On November 12, the Obama administration nominated Antonio Weiss as Under Secretary for Domestic Finance at the Department of Treasury. If confirmed as Under Secretary, Weiss would be responsible for coordinating policies on banking, debt financing, capital markets, and financial regulation – specifically overseeing implementation of the Dodd-Frank Act. Currently, Weiss serves as the global head of investment banking at a financial advisory and asset management firm.
On November 12, the FCA announced that it was fining five banks for their foreign exchange practices. Specifically, ineffective controls at the banks allegedly allowed traders to strategize and manipulate exchange rates for their benefit. Additionally, confidential bank information was compromised in online chat rooms, including “the disclosure of information regarding customer order flows and proprietary Bank information, such as [foreign exchange] rate spreads.” The combined amount of civil money penalties against the banks is $1.7 billion.
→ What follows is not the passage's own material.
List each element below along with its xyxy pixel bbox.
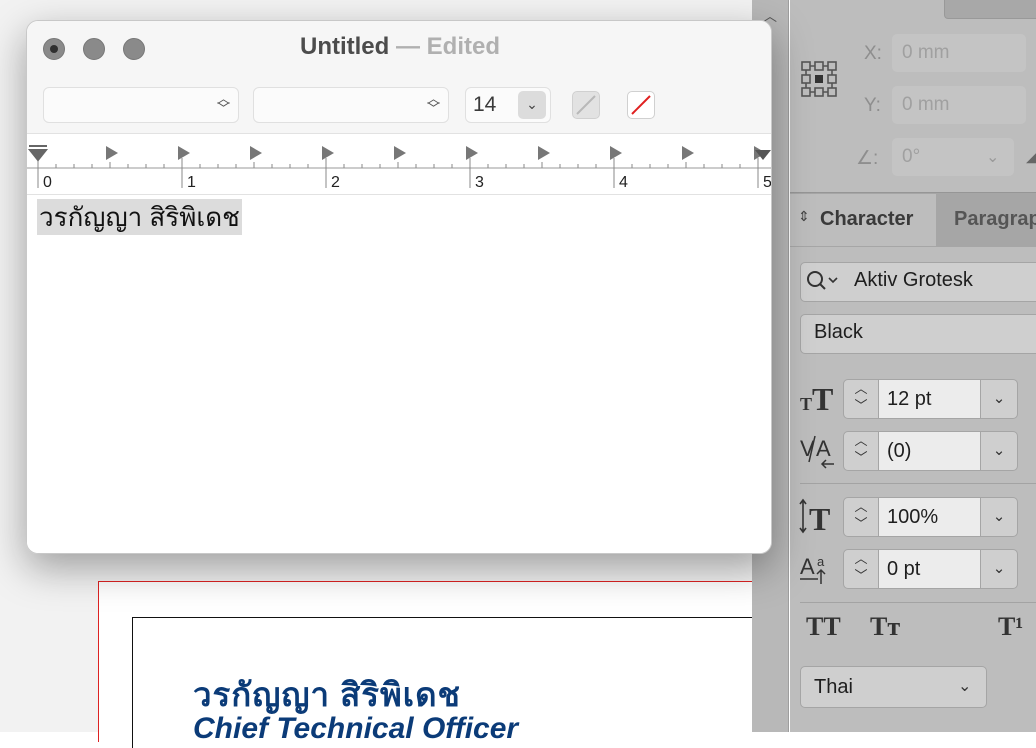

On November 10, the Financial Stability Board issued policy proposals in response to G20 Leaders’ request at the 2013 St. Petersburg Summit to develop proposals by the end of 2014. The proposals consist of “a set of principles and a detailed term sheet on the adequacy of loss-absorbing and recapitalization capacity of global systemically important banks (G-SIBs).” The proposals will establish a new minimum standard for total loss-absorbing capacity (TLAC). The new TLAC standard should (i) ensure home and host authorities that G-SIBs have adequate capacity to absorb losses; (ii) allow resolution authorities “to implement a resolution strategy that minimi[zes] any impact on financial stability and ensures the continuity of critical economic functions;” and (iii) help achieve an equal playing field internationally. Comments and responses to the proposals are due by February 2, 2015.
On November 3, the FFIEC released its observations from a cybersecurity assessment of more than 500 institutions, and recommended that all regulated financial institutions participate in the Financial Services Information Sharing and Analysis Center (FS-ISAC) as a medium to “identify, respond to, and mitigate cybersecurity threats and vulnerabilities.” The FS-ISAC is a non-profit information sharing forum created by industry participants to share physical and cybersecurity threat information within the public and private sector. The assessment supplemented regularly scheduled bank examinations and built upon supervisory expectations contained within existing FFIEC information technology guidance.